You Can If You Think You Can

by Norman Vincent Peale


“This book was recommended to me by a friend who received it as a Christmas gift. When I bought this book, I was going through a period of being very negative, both at work and at home. I was very cynical and didn't think that my life would change after reading one book ... how wrong I was. Dr Peale really puts life into perspective and makes you realise that there are no magic formulas but everything you need to be a positive person in right there in your head. There are lots of stories which lift you up and make you realise how lucky you are relative to others and they give you the confidence to believe in yourself and the confidence to change your life. He makes it very clear that if you want to change your life, it is up to YOU to change it - if you don't like something in your life the do something about it. He states lots of very simple and abvious things about life that are too easy to forget when you're in a rat race. At the end of each chapter he summarises the main learning points. He does talk about religion a bit, but this is not in any way preaching - he even says that you should take what you want from the comments about religion and ignore what you don't want. My attitude to life really has changed after reading this book (I can't believe I am writing this!) - I will not let my mind be polluted with negative thoughts, I love my job (the same job), I'm laughing and smiling at home and yes, I love life! If you want a more positive and happier life then BUY THIS BOOK!”
-    Sunil

“In 1990, this was just one of three great books that turned my life from a tradgedy to success. Back in 1990, I had a huge business that came crashing down. I was jobless and pennyless.
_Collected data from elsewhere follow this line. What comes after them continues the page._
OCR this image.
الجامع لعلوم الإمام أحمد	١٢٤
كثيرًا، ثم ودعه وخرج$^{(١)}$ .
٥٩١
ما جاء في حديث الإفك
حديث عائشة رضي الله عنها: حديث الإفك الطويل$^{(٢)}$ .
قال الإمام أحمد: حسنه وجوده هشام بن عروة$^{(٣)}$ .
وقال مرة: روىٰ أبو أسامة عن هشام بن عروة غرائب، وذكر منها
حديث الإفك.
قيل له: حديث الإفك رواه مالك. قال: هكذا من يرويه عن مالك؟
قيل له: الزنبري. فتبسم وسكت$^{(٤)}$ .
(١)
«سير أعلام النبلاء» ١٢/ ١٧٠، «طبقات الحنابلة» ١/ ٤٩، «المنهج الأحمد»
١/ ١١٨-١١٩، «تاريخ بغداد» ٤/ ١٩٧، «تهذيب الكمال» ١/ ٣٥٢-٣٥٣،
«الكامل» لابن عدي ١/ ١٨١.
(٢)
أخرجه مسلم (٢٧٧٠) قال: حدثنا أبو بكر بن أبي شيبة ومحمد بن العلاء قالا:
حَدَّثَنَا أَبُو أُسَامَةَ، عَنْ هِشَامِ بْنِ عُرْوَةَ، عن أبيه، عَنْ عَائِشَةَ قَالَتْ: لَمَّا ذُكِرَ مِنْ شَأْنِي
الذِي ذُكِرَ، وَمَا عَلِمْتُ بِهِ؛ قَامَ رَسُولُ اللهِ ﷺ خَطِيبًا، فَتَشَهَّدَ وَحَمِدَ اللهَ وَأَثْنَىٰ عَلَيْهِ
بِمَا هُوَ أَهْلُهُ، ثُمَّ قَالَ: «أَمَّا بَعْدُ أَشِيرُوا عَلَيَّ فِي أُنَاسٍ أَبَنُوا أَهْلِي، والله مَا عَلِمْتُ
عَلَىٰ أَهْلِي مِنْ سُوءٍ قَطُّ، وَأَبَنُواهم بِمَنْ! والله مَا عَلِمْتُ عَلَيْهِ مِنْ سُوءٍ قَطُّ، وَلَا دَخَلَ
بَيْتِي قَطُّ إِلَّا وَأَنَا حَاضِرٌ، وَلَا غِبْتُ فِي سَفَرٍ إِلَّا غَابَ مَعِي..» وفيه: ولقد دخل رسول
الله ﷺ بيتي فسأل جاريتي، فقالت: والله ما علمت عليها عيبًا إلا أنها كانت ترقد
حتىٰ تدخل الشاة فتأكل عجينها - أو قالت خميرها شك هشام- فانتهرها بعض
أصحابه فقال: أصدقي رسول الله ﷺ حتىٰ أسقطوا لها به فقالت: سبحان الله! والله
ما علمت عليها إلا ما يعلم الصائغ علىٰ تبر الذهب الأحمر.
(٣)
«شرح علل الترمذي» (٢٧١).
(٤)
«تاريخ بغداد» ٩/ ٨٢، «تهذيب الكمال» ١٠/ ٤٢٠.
Dr Peale's excellent book and a book that I had read many years before turned my life around. Within weeks, I had found a brand new opportunity and within months my income was at a all time personal high. The other two books? They were "Think and Grow Rich" by Napolean Hill and More Wealth without Risk" by Charles Givens. I obviously highly endorse all three. The priciples work. Please don't make the same mistake I did--read it and pack it away! Read the books, take good notes, apply and reread at once a year. It's very true that what you don't use, you'll lose. I know it happened to me.”